In this matter Greg Walsh acted for the plaintiff in proceedings against the State of New South Wales and the Director of Public Prosecutions. On 31 January 2000 the plaintiff was sexually assaulted by another police officer and she made a complaint to the police and that police officer was charged with her sexual assault. The offender was tried on three occasions and ultimately acquitted. Over the next four and a half years the plaintiff was the subject of multiple prosecutions initiated by the New South Wales police including an apprehended violence order proceedings. The prosecutions against her failed.

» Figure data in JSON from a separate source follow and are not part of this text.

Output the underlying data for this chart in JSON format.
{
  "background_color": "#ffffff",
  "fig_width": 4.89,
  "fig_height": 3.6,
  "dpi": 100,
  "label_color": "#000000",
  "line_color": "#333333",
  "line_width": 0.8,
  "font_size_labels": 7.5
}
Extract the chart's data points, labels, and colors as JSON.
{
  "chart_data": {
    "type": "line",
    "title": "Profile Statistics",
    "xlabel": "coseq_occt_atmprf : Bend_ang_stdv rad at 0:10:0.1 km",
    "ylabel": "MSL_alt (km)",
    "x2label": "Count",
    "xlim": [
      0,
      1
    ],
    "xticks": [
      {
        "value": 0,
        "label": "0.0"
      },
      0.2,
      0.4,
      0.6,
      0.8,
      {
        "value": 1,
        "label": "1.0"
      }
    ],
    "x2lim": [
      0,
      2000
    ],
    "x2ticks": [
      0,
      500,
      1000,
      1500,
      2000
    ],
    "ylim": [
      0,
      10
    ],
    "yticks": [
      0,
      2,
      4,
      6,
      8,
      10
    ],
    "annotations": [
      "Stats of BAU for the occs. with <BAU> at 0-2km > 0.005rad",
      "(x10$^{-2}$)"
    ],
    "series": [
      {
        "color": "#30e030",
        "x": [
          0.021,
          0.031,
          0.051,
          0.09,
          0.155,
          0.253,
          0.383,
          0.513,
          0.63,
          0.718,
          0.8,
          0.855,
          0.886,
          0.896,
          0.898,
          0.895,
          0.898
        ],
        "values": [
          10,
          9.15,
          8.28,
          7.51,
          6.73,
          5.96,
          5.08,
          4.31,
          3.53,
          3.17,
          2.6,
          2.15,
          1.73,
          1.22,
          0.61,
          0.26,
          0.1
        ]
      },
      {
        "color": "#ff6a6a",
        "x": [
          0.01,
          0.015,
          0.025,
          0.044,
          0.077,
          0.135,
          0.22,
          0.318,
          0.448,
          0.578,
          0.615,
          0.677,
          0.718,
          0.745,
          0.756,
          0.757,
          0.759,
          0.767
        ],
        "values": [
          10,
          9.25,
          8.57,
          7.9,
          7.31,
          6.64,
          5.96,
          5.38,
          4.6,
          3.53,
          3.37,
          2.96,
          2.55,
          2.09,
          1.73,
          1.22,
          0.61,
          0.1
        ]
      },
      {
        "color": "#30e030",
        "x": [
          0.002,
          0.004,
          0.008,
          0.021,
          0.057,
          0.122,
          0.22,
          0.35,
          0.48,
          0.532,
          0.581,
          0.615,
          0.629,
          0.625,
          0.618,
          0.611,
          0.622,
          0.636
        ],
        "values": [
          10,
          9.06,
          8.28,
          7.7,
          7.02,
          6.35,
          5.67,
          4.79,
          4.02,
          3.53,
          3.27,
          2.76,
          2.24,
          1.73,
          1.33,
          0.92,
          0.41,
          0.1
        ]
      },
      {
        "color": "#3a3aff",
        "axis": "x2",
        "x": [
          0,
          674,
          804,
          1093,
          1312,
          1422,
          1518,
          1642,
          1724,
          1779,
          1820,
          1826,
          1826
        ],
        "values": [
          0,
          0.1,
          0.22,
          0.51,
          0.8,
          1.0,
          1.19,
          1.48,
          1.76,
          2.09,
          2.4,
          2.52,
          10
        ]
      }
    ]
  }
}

The plaintiff filed a statement of claim in which she sought damages for wrongful arrest and malicious prosecution. The State of New South Wales sought particulars and over a number of years further amended statements of claim were filed together with further requests and answers to particulars. On 25 January 2007 a further request for particulars was made by the Crown Solicitor’s Office requiring approximately 200 responses. They were provided on 15 March 2007.
The State of New South Wales filed a notice of motion seeking to strike out the amended statement of claim on the basis that matters pleaded are objectionable because they have a tendency to cause prejudice, embarrassment or delay in the proceedings or otherwise an abuse of process of the Court occurs; see Rule 14.28(1)(b) and (c) of the Uniform Procedure Rules.
Harrison J reviewed authorities in relation to the issue of particulars. His Honour referred to Hunt J in Douglas & Anor v John Fairfax & Sons Limited & Anor  3 NSWLR 126 at 133 where his Honour observed:
“Their function is to simply relieve the other party if they need to investigate the issues of fact not identified by the particulars, or to show what will be put forward as constituting the case which has been pleaded.”
His Honour also referred to A v New South Wales  HCA 10 in which the High Court of Australia dealt with the question of what the plaintiff needs to prove to establish absence of reasonable probably cause. Harrison J referred to the observation of Hawkins J in Hicks v Faulkner at :
“Because the question in any particular case is ultimately one of fact, little use for guidance is to be had from decisions and other cases about other facts. Rather, the resolution of the question will most often depend upon identifying what it is that the plaintiff asserts to be deficient about the material upon which the defendant acted in instituting or maintaining the prosecution. That is an assertion which may, we do not say must, depend upon evidence demonstrating that further inquiries should have been made.”
Harrison J held that this was not a case in which any portion of the Amended Statement of Claim should be struck out. The defendant’s consented to the filing of a fifth edition of the statement of claim. His Honour nevertheless ordered certain particulars to be provided.